Changes in colour of meat pigments : The red colour of meat, called its “bloom,” may be changed to shades of green, brown, or grey. It is due to the production of oxidizing compounds like peroxides, or hydrogen sulfide, by bacteria. Species of Lactobacillus (mostly heterofermentative) and Leuconostoc are reported to cause the greening of sausage.
Changes in fats : Lipolytic bacteria like Pseudomonas and Achromobacter and yeasts may cause some lipolysis and also accelerate the oxidation of the fats.
Surface discoloration : The “red spot” may be caused bySerratia marcescent. Pseudomonas syncyanea can impart a blue colour to the surface. Yellow discolorations are caused by species of Micrococcus or Flavobacterium, Chromobacterium lividum.
Off odours and off tastes – “Taints and souring or undesirable odours and tastes, in meat are the result of the growth of bacteria on the surface.
Aerobic growth of moulds may cause the following :
Stickiness – Incipient growth of moulds makes the surface of the meat sticky to the touch.
Whiskers – When meat is stored at temperatures near freezing, a limited amount of mycelial growth may take place without sporulation, It is caused by Thamnidium chaetocladioides, or T. elegans; Mucor mucedo, M. lusitanicus, or M. racemosus; Rhizopus.
Black spot is usually is caused by Cladosporium herbarum and white spot by Sporotrichum carnis moulds like Geotrichum. Green patches are caused by Penicillium expansum, Penicillium asperulum, and Penicillium oxalicum.
Moulds also cause oxidation of fats and give off odour and off taste.
Spoilage OF meat under Anaerobic Conditions :
Souring : The term implies a sour odour and perhaps taste.

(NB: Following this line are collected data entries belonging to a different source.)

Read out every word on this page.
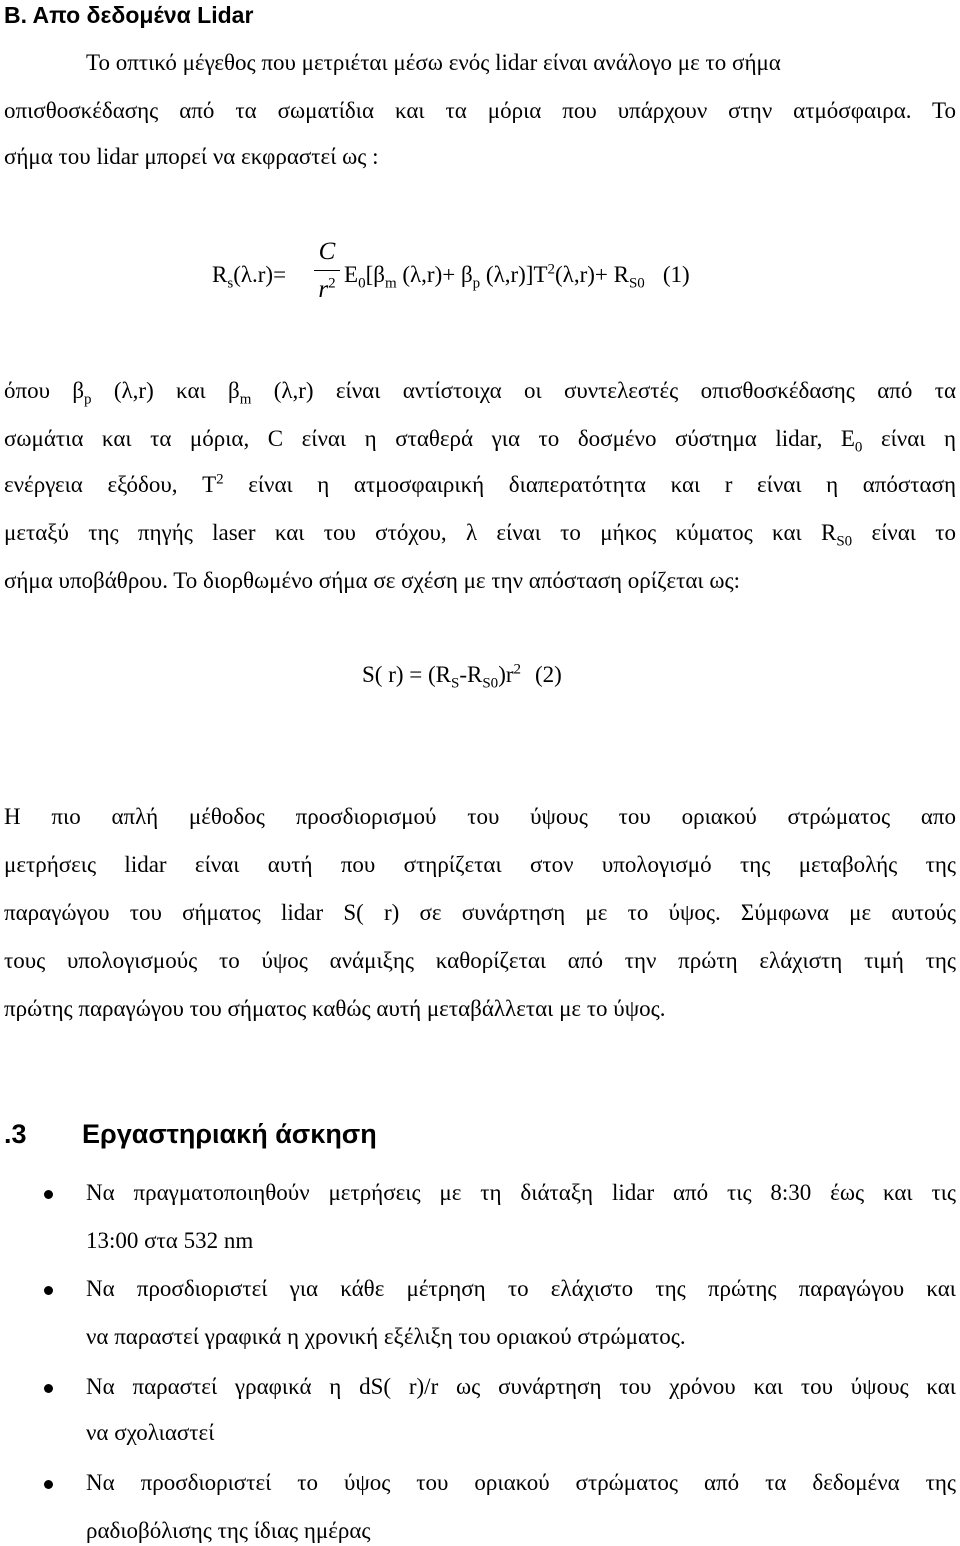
Β. Απο δεδομένα Lidar
Το οπτικό μέγεθος που μετριέται μέσω ενός lidar είναι ανάλογο με το σήμα
οπισθοσκέδασης από τα σωματίδια και τα μόρια που υπάρχουν στην ατμόσφαιρα. Το
σήμα του lidar μπορεί να εκφραστεί ως :
$R_s(\lambda.r)=$
C
$r^2$ $E_0[\beta_m$ $(\lambda,r)+ \beta_p$ $(\lambda,r)]T^2(\lambda,r)+ R_{S0}$ (1)
όπου $\beta_p$ (λ,r) και $\beta_m$ (λ,r) είναι αντίστοιχα οι συντελεστές οπισθοσκέδασης από τα
σωμάτια και τα μόρια, C είναι η σταθερά για το δοσμένο σύστημα lidar, $E_0$ είναι η
ενέργεια εξόδου, $T^2$ είναι η ατμοσφαιρική διαπερατότητα και r είναι η απόσταση
μεταξύ της πηγής laser και του στόχου, λ είναι το μήκος κύματος και $R_{S0}$ είναι το
σήμα υποβάθρου. Το διορθωμένο σήμα σε σχέση με την απόσταση ορίζεται ως:
S( $r) = (R_S-R_{S0})r^2$ (2)
Η πιο απλή μέθοδος προσδιορισμού του ύψους του οριακού στρώματος απο
μετρήσεις lidar είναι αυτή που στηρίζεται στον υπολογισμό της μεταβολής της
παραγώγου του σήματος lidar S( r) σε συνάρτηση με το ύψος. Σύμφωνα με αυτούς
τους υπολογισμούς το ύψος ανάμιξης καθορίζεται από την πρώτη ελάχιστη τιμή της
πρώτης παραγώγου του σήματος καθώς αυτή μεταβάλλεται με το ύψος.
.3 Εργαστηριακή άσκηση
Να πραγματοποιηθούν μετρήσεις με τη διάταξη lidar από τις 8:30 έως και τις
13:00 στα 532 nm
Να προσδιοριστεί για κάθε μέτρηση το ελάχιστο της πρώτης παραγώγου και
να παραστεί γραφικά η χρονική εξέλιξη του οριακού στρώματος.
Να παραστεί γραφικά η dS( r)/r ως συνάρτηση του χρόνου και του ύψους και
να σχολιαστεί
Να προσδιοριστεί το ύψος του οριακού στρώματος από τα δεδομένα της
ραδιοβόλισης της ίδιας ημέρας
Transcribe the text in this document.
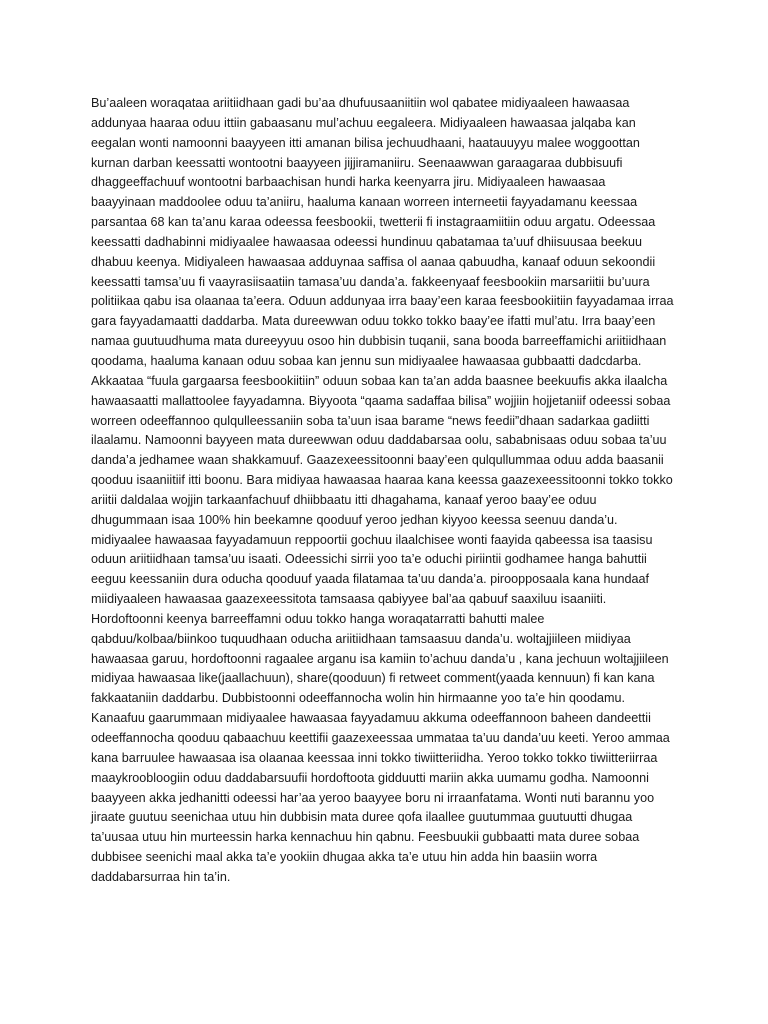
Bu’aaleen woraqataa ariitiidhaan gadi bu’aa dhufuusaaniitiin wol qabatee midiyaaleen hawaasaa
addunyaa haaraa oduu ittiin gabaasanu mul’achuu eegaleera. Midiyaaleen hawaasaa jalqaba kan
eegalan wonti namoonni baayyeen itti amanan bilisa jechuudhaani, haatauuyyu malee woggoottan
kurnan darban keessatti wontootni baayyeen jijjiramaniiru. Seenaawwan garaagaraa dubbisuufi
dhaggeeffachuuf wontootni barbaachisan hundi harka keenyarra jiru. Midiyaaleen hawaasaa
baayyinaan maddoolee oduu ta’aniiru, haaluma kanaan worreen interneetii fayyadamanu keessaa
parsantaa 68 kan ta’anu karaa odeessa feesbookii, twetterii fi instagraamiitiin oduu argatu. Odeessaa
keessatti dadhabinni midiyaalee hawaasaa odeessi hundinuu qabatamaa ta’uuf dhiisuusaa beekuu
dhabuu keenya. Midiyaleen hawaasaa adduynaa saffisa ol aanaa qabuudha, kanaaf oduun sekoondii
keessatti tamsa’uu fi vaayrasiisaatiin tamasa’uu danda’a. fakkeenyaaf feesbookiin marsariitii bu’uura
politiikaa qabu isa olaanaa ta’eera. Oduun addunyaa irra baay’een karaa feesbookiitiin fayyadamaa irraa
gara fayyadamaatti daddarba. Mata dureewwan oduu tokko tokko baay’ee ifatti mul’atu. Irra baay’een
namaa guutuudhuma mata dureeyyuu osoo hin dubbisin tuqanii, sana booda barreeffamichi ariitiidhaan
qoodama, haaluma kanaan oduu sobaa kan jennu sun midiyaalee hawaasaa gubbaatti dadcdarba.
Akkaataa “fuula gargaarsa feesbookiitiin” oduun sobaa kan ta’an adda baasnee beekuufis akka ilaalcha
hawaasaatti mallattoolee fayyadamna. Biyyoota “qaama sadaffaa bilisa” wojjiin hojjetaniif odeessi sobaa
worreen odeeffannoo qulqulleessaniin soba ta’uun isaa barame “news feedii”dhaan sadarkaa gadiitti
ilaalamu. Namoonni bayyeen mata dureewwan oduu daddabarsaa oolu, sababnisaas oduu sobaa ta’uu
danda’a jedhamee waan shakkamuuf. Gaazexeessitoonni baay’een qulqullummaa oduu adda baasanii
qooduu isaaniitiif itti boonu. Bara midiyaa hawaasaa haaraa kana keessa gaazexeessitoonni tokko tokko
ariitii daldalaa wojjin tarkaanfachuuf dhiibbaatu itti dhagahama, kanaaf yeroo baay’ee oduu
dhugummaan isaa 100% hin beekamne qooduuf yeroo jedhan kiyyoo keessa seenuu danda’u.
midiyaalee hawaasaa fayyadamuun reppoortii gochuu ilaalchisee wonti faayida qabeessa isa taasisu
oduun ariitiidhaan tamsa’uu isaati. Odeessichi sirrii yoo ta’e oduchi piriintii godhamee hanga bahuttii
eeguu keessaniin dura oducha qooduuf yaada filatamaa ta’uu danda’a. piroopposaala kana hundaaf
miidiyaaleen hawaasaa gaazexeessitota tamsaasa qabiyyee bal’aa qabuuf saaxiluu isaaniiti.
Hordoftoonni keenya barreeffamni oduu tokko hanga woraqatarratti bahutti malee
qabduu/kolbaa/biinkoo tuquudhaan oducha ariitiidhaan tamsaasuu danda’u. woltajjiileen miidiyaa
hawaasaa garuu, hordoftoonni ragaalee arganu isa kamiin to’achuu danda’u , kana jechuun woltajjiileen
midiyaa hawaasaa like(jaallachuun), share(qooduun) fi retweet comment(yaada kennuun) fi kan kana
fakkaataniin daddarbu. Dubbistoonni odeeffannocha wolin hin hirmaanne yoo ta’e hin qoodamu.
Kanaafuu gaarummaan midiyaalee hawaasaa fayyadamuu akkuma odeeffannoon baheen dandeettii
odeeffannocha qooduu qabaachuu keettifii gaazexeessaa ummataa ta’uu danda’uu keeti. Yeroo ammaa
kana barruulee hawaasaa isa olaanaa keessaa inni tokko tiwiitteriidha. Yeroo tokko tokko tiwiitteriirraa
maaykroobloogiin oduu daddabarsuufii hordoftoota gidduutti mariin akka uumamu godha. Namoonni
baayyeen akka jedhanitti odeessi har’aa yeroo baayyee boru ni irraanfatama. Wonti nuti barannu yoo
jiraate guutuu seenichaa utuu hin dubbisin mata duree qofa ilaallee guutummaa guutuutti dhugaa
ta’uusaa utuu hin murteessin harka kennachuu hin qabnu. Feesbuukii gubbaatti mata duree sobaa
dubbisee seenichi maal akka ta’e yookiin dhugaa akka ta’e utuu hin adda hin baasiin worra
daddabarsurraa hin ta’in.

This could be caused by formic, acetic, butyric, propionic, and higher fatty acids or other organic acids such as lactic or succinic acid. There is gas formation accompanying the action of the “butyric” Clostridium species and the coliform bacteria on carbohydrates.
Putrefaction : True putrefaction is the anaerobic decomposition of protein with the production of foul-smelling compounds such as hydrogen sulfide, mercaptans, indole, skatole, ammonia, and amines. It is usually caused by species of Clostridium, but can also by Pseudomonas, Proteus, and Alcaligenes.